Xavier Chanoine | 2.5 | Rejet |
drélium | 3.25 | |
Ordell Robbie | 3.5 | Audaces stylistiques au kilomètre mais narration se dispersant parfois trop. |
Bande annonce
Que l’on adhère ou non à cette véritable révolution des codes esthétiques et moraux, Funeral Parade of Roses est un film important dans l’Histoire du cinéma. La caractéristique de pareille œuvre est de rejeter la normalité pour asseoir définitivement son identité subversive. Matsumoto Toshio, spécialiste de la vidéo, mène ce ballet funèbre avec une insolente maîtrise créative, exposant à travers une chronique sociale l’explosion du noyau familial : en résulte alors une véritable recherche d’identité de la part d’Eddie, un jeune travesti vivant sous une enveloppe qui n’est pas la sienne, sombrant avec ses amis également en quête d’identité : l’un se prénomme Guevara et ressemble à s’y méprendre au Che, l’autre est le sosie du John Lennon hippy, tous se retrouvent avec d’autres pour des réunions fumette et cinéma à une époque où le rejet des conventions était devenu presque une habitude (mouvement contestataire étudiant, Woodstock…).
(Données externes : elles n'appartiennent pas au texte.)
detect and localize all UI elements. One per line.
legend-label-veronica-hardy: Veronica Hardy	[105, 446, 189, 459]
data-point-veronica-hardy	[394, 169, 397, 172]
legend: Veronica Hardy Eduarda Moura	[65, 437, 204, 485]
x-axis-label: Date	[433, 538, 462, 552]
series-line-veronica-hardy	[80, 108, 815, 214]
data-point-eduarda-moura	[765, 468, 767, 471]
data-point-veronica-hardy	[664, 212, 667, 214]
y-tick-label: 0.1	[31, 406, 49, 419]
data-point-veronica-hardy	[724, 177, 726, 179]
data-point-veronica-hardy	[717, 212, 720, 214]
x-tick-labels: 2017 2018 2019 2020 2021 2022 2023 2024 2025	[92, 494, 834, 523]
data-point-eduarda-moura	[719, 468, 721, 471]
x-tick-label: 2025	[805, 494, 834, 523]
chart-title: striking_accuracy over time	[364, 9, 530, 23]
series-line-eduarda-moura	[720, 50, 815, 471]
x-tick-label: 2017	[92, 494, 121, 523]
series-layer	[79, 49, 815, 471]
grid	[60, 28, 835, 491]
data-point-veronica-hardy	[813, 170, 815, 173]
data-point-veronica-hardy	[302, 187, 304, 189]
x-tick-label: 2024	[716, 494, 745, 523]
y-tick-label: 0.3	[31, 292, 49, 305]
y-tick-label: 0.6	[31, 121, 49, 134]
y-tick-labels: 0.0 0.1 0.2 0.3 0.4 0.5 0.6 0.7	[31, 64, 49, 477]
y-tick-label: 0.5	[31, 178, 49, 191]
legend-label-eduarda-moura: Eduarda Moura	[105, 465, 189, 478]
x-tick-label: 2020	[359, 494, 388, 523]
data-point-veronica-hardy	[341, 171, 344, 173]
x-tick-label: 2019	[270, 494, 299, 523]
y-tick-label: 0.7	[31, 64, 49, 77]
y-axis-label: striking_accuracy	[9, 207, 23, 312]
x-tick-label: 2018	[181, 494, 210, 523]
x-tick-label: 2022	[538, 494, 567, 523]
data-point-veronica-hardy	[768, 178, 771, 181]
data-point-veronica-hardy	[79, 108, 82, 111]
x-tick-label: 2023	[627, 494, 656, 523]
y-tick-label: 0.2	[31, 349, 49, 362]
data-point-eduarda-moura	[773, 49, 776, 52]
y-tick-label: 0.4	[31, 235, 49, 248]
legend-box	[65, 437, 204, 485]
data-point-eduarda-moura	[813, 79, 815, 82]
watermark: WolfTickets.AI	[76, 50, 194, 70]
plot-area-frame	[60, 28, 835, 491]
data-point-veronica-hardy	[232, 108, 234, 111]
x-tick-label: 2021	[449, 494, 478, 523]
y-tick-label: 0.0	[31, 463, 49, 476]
Pas étonnant que l’on retrouve donc ces fameuses traces d’une époque où la sous-culture empiétait sur les valeurs considérées comme plus nobles, entre les posters des Beatles et les trips sensoriels sous fumette (d’ailleurs, qu’aurait donné l’extraordinaire Tomorrow Never Knows des Beatles sans le LSD ?), on cite Jonas Mekas comme si Matsumoto Toshio voulait rendre hommage à un auteur qui aura fait bouger le cinéma au début des années 60, on essaie d’évoquer le futur, drôle de question pour une jeunesse qui ne dirait pas non face à des slogans du type "live fast & die young", la recherche du plaisir immédiat sans penser aux conséquences.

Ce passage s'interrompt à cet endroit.